The present study investigated the effect and underling mechanisms of aclidinium bromide, a novel, inhaled long‑acting muscarinic antagonist, on the development of gastric cancer. Human gastric cancer MKN‑28 cells, as a model in vitro, were treated with aclidinium bromide and dimethyl sulfoxide. Cell Counting Kit‑8 assay, transwell assay and flow cytometry were used to assess cell proliferation, invasion/migration and apoptosis, respectively. In addition, western blotting was performed to determine the relative expression of proteins associated with apoptosis and the phosphatidylinositol‑3‑kinase (PI3K) signaling pathway. Optical density values of MKN‑28 cells were decreased in a time‑ and dose‑dependent manner in the aclidinium bromide treated group. Matrigel invasion analysis demonstrated the number of invasive cells were significantly decreased in the aclidinium bromide‑treated group when compared with the control group. Furthermore, aclidinium bromide led to the marked reduction of the number of MKN‑28 cells passing though the microwells of the transwell chamber. The expression levels of the anti‑apoptotic protein B‑cell lymphoma 2 (Bcl‑2) decreased, and the expression of pro‑apoptotic proteins active Caspase3 and Bcl‑2‑associated X protein increased concurrently following aclidinium bromide stimulation using western blotting.
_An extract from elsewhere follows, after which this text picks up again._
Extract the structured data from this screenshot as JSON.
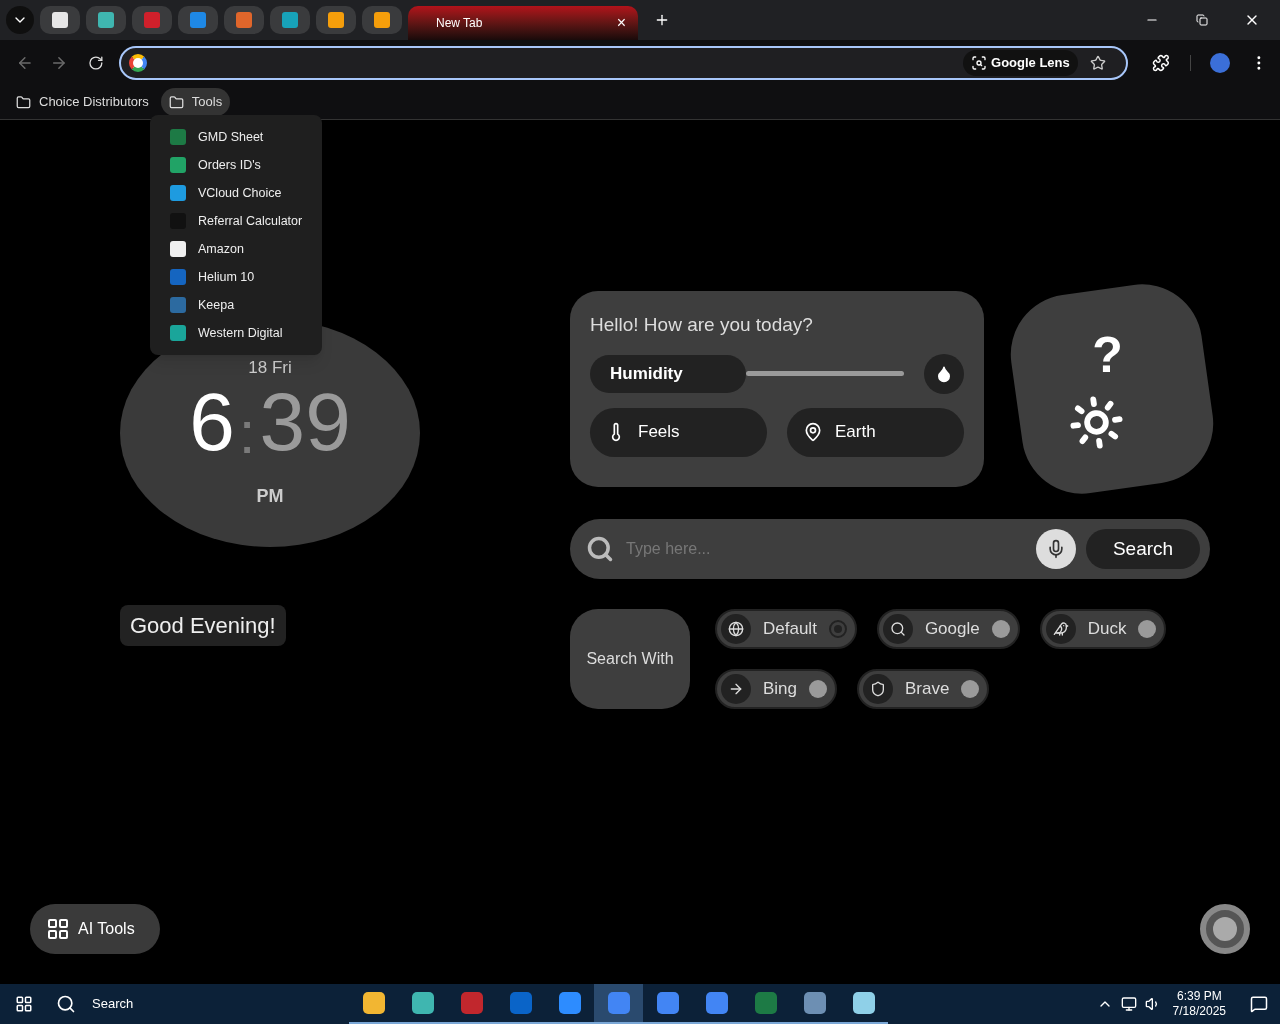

The phosphorylation of protein kinase B and mechanistic target of rapamycin were significantly inhibited in MKN‑28 cells treated with aclidinium bromide; and the activity of the downstream proteins such as p70S6K and Cyclin D1 were also significantly decreased. In conclusion, aclidinium bromide could inhibit gastric cancer cell proliferation and metastasis, which may be associated with the enhancement of apoptosis induced by the PI3K signaling pathway.